Jordan Peterson's insistence that we always tell the truth seems to lead to the result that such relationships would be under greater strain until they either break off (leading to fully separate realities) or converge further (leading to a more coherent shared reality). Gurdjieff's emphasis on external considering and practicing "smart insincerity" seems to create conditions where we can navigate more nimbly among people whose realities are more divergent from our own. These seems good in some situations but not others, since if people start lying to make things easier on themselves more often you end up with a totally fragmented and chaotic world like that in a 20th century pathocracy like Stalin's Soviet Union. Telling the truth as you see it leaves the door open for the best of a person to come forth, according to JP.

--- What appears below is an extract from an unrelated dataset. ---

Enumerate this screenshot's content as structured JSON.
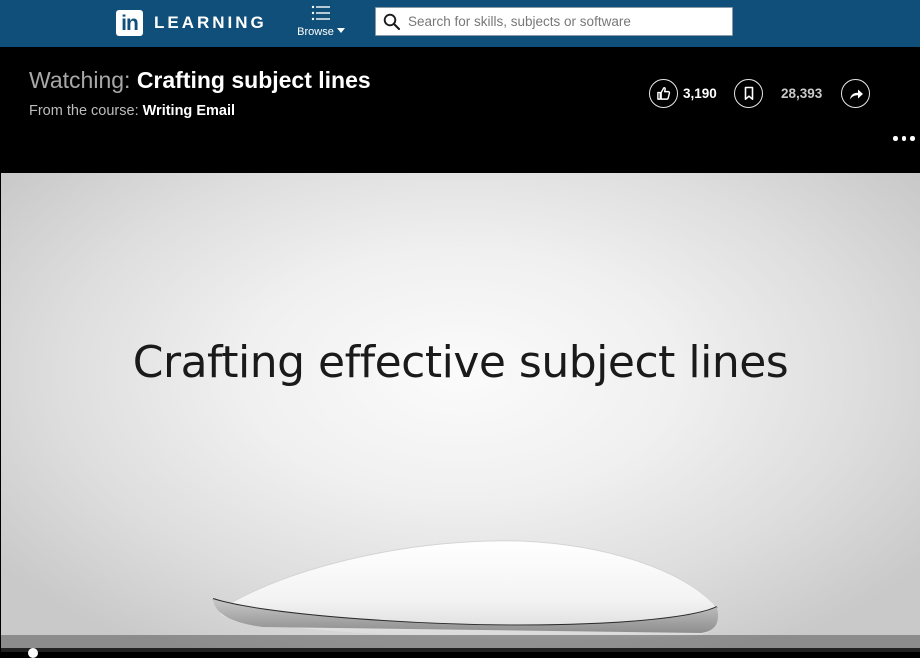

I worry sometimes about having certain relationships that are emotionally rewarding but sometimes lead to my listening frustratingly to off-the-cuff remarks that remind me of how small their worlds are. Do I risk dragging them into a reality they don't want? A part of me, for example, wonders if my hanging out with a more or less asleep person is the reason they are living in a reality where the evil Donald Trump got elected, or where Putin's Russia intervened in Syria and so led to that heartbreaking Netflix documentary that made them cry... The flip side, of course is, does my associating with them harm me as well somehow? Is my reality decaying into entropy in subtle ways by association with people who don't believe as I do about the world? To me I think the decisive point would be the energy draining aspect, and to what extent the association fulfills certain aims. But aims can be abstract things, and sometimes meaningless unless they have action in them. It's just sometimes hard for me to see how someone's beliefs about some obscure topic affect the day-to-day material/emotional interactions, unless we draw connections from Samenow about there being some fractal or self-similar patterns in all our actions, thoughts, and feelings, both world-altering or inconsequential.
A part of me also thought about certain people in reality acting as anchor points. Things have relative reality, and some are more real than others. I feel like I am less observable to the universe than Caesar or Putin or Laura by virtue of not having impacted or influenced people in as large a way as they have. But that I value and respect the work they do, and do my best to use them as examples, maybe adds to them, and in a way informs of my own reality also, similar to how migratory birds shape the air currents (or groove the information field a la morphic fields).